Abstract
While baseband modems are the unseen engines of cellular communication, their proprietary nature, closed-source development, and reliance on memory-unsafe C/C++ form a massive attack surface with minimal visibility. Prior work has shown that GSM and LTE basebands (e.g., Samsung’s Shannon) can be fuzzed, but only with extensive manual annotation and harnessing. These approaches fall short on modern 5G systems, where complex state dependencies and evolving firmware architectures make manual harnessing time-consuming and unscalable for reaching deep execution states.

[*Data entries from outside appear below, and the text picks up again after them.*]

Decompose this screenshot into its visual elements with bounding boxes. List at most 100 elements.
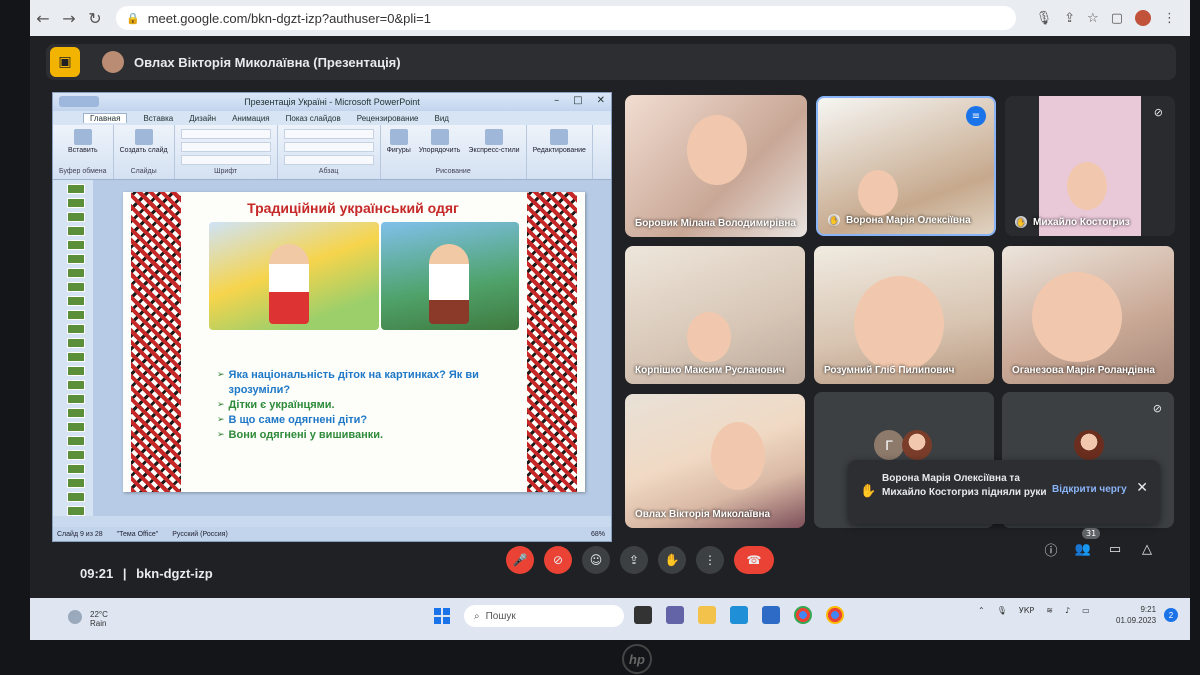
tab-slideshow[interactable]: Показ слайдов bbox=[286, 114, 341, 123]
system-tray: ⌃ 🎙 УКР ≋ ♪ ▭ bbox=[978, 606, 1090, 615]
slide-thumbnail[interactable] bbox=[67, 324, 85, 334]
raise-hand-button[interactable]: ✋ bbox=[658, 546, 686, 574]
participant-tile[interactable]: Корпішко Максим Русланович bbox=[625, 246, 805, 384]
slide-thumbnail[interactable] bbox=[67, 394, 85, 404]
bookmark-icon[interactable]: ☆ bbox=[1087, 11, 1099, 26]
mic-icon[interactable]: 🎙 bbox=[1036, 11, 1053, 26]
share-icon[interactable]: ⇪ bbox=[1064, 11, 1075, 26]
slide-thumbnail[interactable] bbox=[67, 352, 85, 362]
chat-icon[interactable]: ▭ bbox=[1106, 542, 1124, 557]
participant-tile[interactable]: ⊘ ✋ Михайло Костогриз bbox=[1005, 96, 1175, 236]
reload-button[interactable]: ↻ bbox=[82, 9, 108, 28]
paste-button[interactable]: Вставить bbox=[68, 129, 98, 154]
express-styles-button[interactable]: Экспресс-стили bbox=[468, 129, 520, 154]
participant-tile[interactable]: Розумний Гліб Пилипович bbox=[814, 246, 994, 384]
participant-tile[interactable]: Овлах Вікторія Миколаївна bbox=[625, 394, 805, 528]
present-button[interactable]: ⇪ bbox=[620, 546, 648, 574]
tab-home[interactable]: Главная bbox=[83, 113, 128, 123]
tab-review[interactable]: Рецензирование bbox=[357, 114, 419, 123]
maximize-icon[interactable]: □ bbox=[573, 95, 582, 106]
chrome-icon[interactable] bbox=[794, 606, 812, 624]
mic-toggle-button[interactable]: 🎤 bbox=[506, 546, 534, 574]
slide-thumbnails[interactable] bbox=[53, 180, 94, 516]
slide-thumbnail[interactable] bbox=[67, 254, 85, 264]
minimize-icon[interactable]: – bbox=[554, 95, 559, 106]
activities-icon[interactable]: △ bbox=[1138, 542, 1156, 557]
slide-thumbnail[interactable] bbox=[67, 198, 85, 208]
boy-with-flute-image bbox=[381, 222, 519, 330]
chrome-profile-icon[interactable] bbox=[826, 606, 844, 624]
wifi-icon[interactable]: ≋ bbox=[1046, 606, 1053, 615]
menu-icon[interactable]: ⋮ bbox=[1163, 11, 1176, 26]
end-call-button[interactable]: ☎ bbox=[734, 546, 774, 574]
people-icon[interactable]: 👥 31 bbox=[1074, 528, 1101, 557]
stop-presenting-icon[interactable]: ▣ bbox=[50, 47, 80, 77]
girl-in-vyshyvanka-image bbox=[209, 222, 379, 330]
new-slide-button[interactable]: Создать слайд bbox=[120, 129, 168, 154]
forward-button[interactable]: → bbox=[56, 9, 82, 28]
shapes-button[interactable]: Фигуры bbox=[387, 129, 411, 154]
slide-thumbnail[interactable] bbox=[67, 240, 85, 250]
info-icon[interactable]: ⓘ bbox=[1042, 540, 1060, 559]
teams-icon[interactable] bbox=[666, 606, 684, 624]
slide-thumbnail[interactable] bbox=[67, 268, 85, 278]
slide-thumbnail[interactable] bbox=[67, 380, 85, 390]
edit-button[interactable]: Редактирование bbox=[533, 129, 586, 154]
slide-thumbnail[interactable] bbox=[67, 492, 85, 502]
back-button[interactable]: ← bbox=[30, 9, 56, 28]
address-bar[interactable]: 🔒 meet.google.com/bkn-dgzt-izp?authuser=… bbox=[116, 6, 1016, 30]
slide-thumbnail[interactable] bbox=[67, 506, 85, 516]
tab-animation[interactable]: Анимация bbox=[232, 114, 270, 123]
participant-tile[interactable]: ≡ ✋ Ворона Марія Олексіївна bbox=[816, 96, 996, 236]
slide-thumbnail[interactable] bbox=[67, 184, 85, 194]
arrange-button[interactable]: Упорядочить bbox=[419, 129, 460, 154]
more-options-button[interactable]: ⋮ bbox=[696, 546, 724, 574]
slide-thumbnail[interactable] bbox=[67, 296, 85, 306]
battery-icon[interactable]: ▭ bbox=[1082, 606, 1090, 615]
slide-thumbnail[interactable] bbox=[67, 212, 85, 222]
file-explorer-icon[interactable] bbox=[698, 606, 716, 624]
slide-thumbnail[interactable] bbox=[67, 450, 85, 460]
chevron-up-icon[interactable]: ⌃ bbox=[978, 606, 985, 615]
tab-icon[interactable]: ▢ bbox=[1111, 11, 1123, 26]
tab-design[interactable]: Дизайн bbox=[189, 114, 216, 123]
notification-badge[interactable]: 2 bbox=[1164, 608, 1178, 622]
task-view-icon[interactable] bbox=[634, 606, 652, 624]
reactions-button[interactable]: ☺ bbox=[582, 546, 610, 574]
close-icon[interactable]: ✕ bbox=[1136, 480, 1148, 496]
slide-thumbnail[interactable] bbox=[67, 478, 85, 488]
slide-thumbnail[interactable] bbox=[67, 436, 85, 446]
participant-tile[interactable]: Боровик Мілана Володимирівна bbox=[625, 95, 807, 237]
mic-tray-icon[interactable]: 🎙 bbox=[997, 606, 1007, 615]
tab-view[interactable]: Вид bbox=[435, 114, 449, 123]
taskbar-clock[interactable]: 9:21 01.09.2023 bbox=[1116, 604, 1156, 626]
slide-thumbnail[interactable] bbox=[67, 408, 85, 418]
slide-thumbnail[interactable] bbox=[67, 464, 85, 474]
ppt-title-bar: Презентація Україні - Microsoft PowerPoi… bbox=[53, 93, 611, 111]
slide-thumbnail[interactable] bbox=[67, 282, 85, 292]
theme-name: "Тема Office" bbox=[116, 530, 159, 538]
close-icon[interactable]: ✕ bbox=[597, 95, 605, 106]
slide-thumbnail[interactable] bbox=[67, 310, 85, 320]
current-slide[interactable]: Традиційний український одяг ➢ Яка націон… bbox=[123, 192, 585, 492]
slide-thumbnail[interactable] bbox=[67, 422, 85, 432]
paragraph-controls[interactable] bbox=[283, 129, 374, 165]
profile-avatar[interactable] bbox=[1135, 10, 1151, 26]
camera-toggle-button[interactable]: ⊘ bbox=[544, 546, 572, 574]
edge-icon[interactable] bbox=[730, 606, 748, 624]
slide-thumbnail[interactable] bbox=[67, 338, 85, 348]
font-controls[interactable] bbox=[180, 129, 271, 165]
participant-tile[interactable]: Оганезова Марія Роландівна bbox=[1002, 246, 1174, 384]
slide-thumbnail[interactable] bbox=[67, 226, 85, 236]
language[interactable]: Русский (Россия) bbox=[172, 531, 228, 538]
start-divider bbox=[434, 615, 450, 617]
store-icon[interactable] bbox=[762, 606, 780, 624]
open-queue-button[interactable]: Відкрити чергу bbox=[1052, 484, 1127, 495]
zoom-level[interactable]: 68% bbox=[591, 531, 605, 538]
quick-access-toolbar[interactable] bbox=[59, 96, 99, 107]
tab-insert[interactable]: Вставка bbox=[143, 114, 173, 123]
slide-thumbnail[interactable] bbox=[67, 366, 85, 376]
volume-icon[interactable]: ♪ bbox=[1065, 606, 1070, 615]
language-indicator[interactable]: УКР bbox=[1019, 606, 1034, 615]
taskbar-search[interactable]: ⌕ Пошук bbox=[464, 605, 624, 627]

In this talk, we delve into the reverse engineering and emulation of Samsung and Pixel 5G basebands, with a focus on Non-Access Stratum (NAS) messaging. We unpack the increased complexity and challenges introduced in the evolution from 4G to 5G, including shifts in CPU architecture, the move from C to C++, and a redesigned inter-task communication model. To tackle these challenges, we present a stateful fuzzing framework that runs directly on emulated baseband firmware. At the heart of our system is an iterative symbolic analysis technique that progressively uncovers state variables and their preconditions to reach different execution paths, enabling fuzzing to target deep, state-dependent paths while mitigating the path explosion problem.
Applying our framework to real-world devices (including Google Pixel and Samsung Galaxy models), we uncovered 7 previously unknown vulnerabilities. So far, 5 CVEs have been assigned, with several rated high or critical by vendors. We’ll walk through our findings, demonstrate real-world exploits such as SMS and malicious network-triggered crashes, and show how automation can supercharge reverse engineering to expose deep flaws that prior efforts missed.
If you’re into baseband internals, firmware fuzzing, or breaking wireless systems for the greater good, this talk is for you.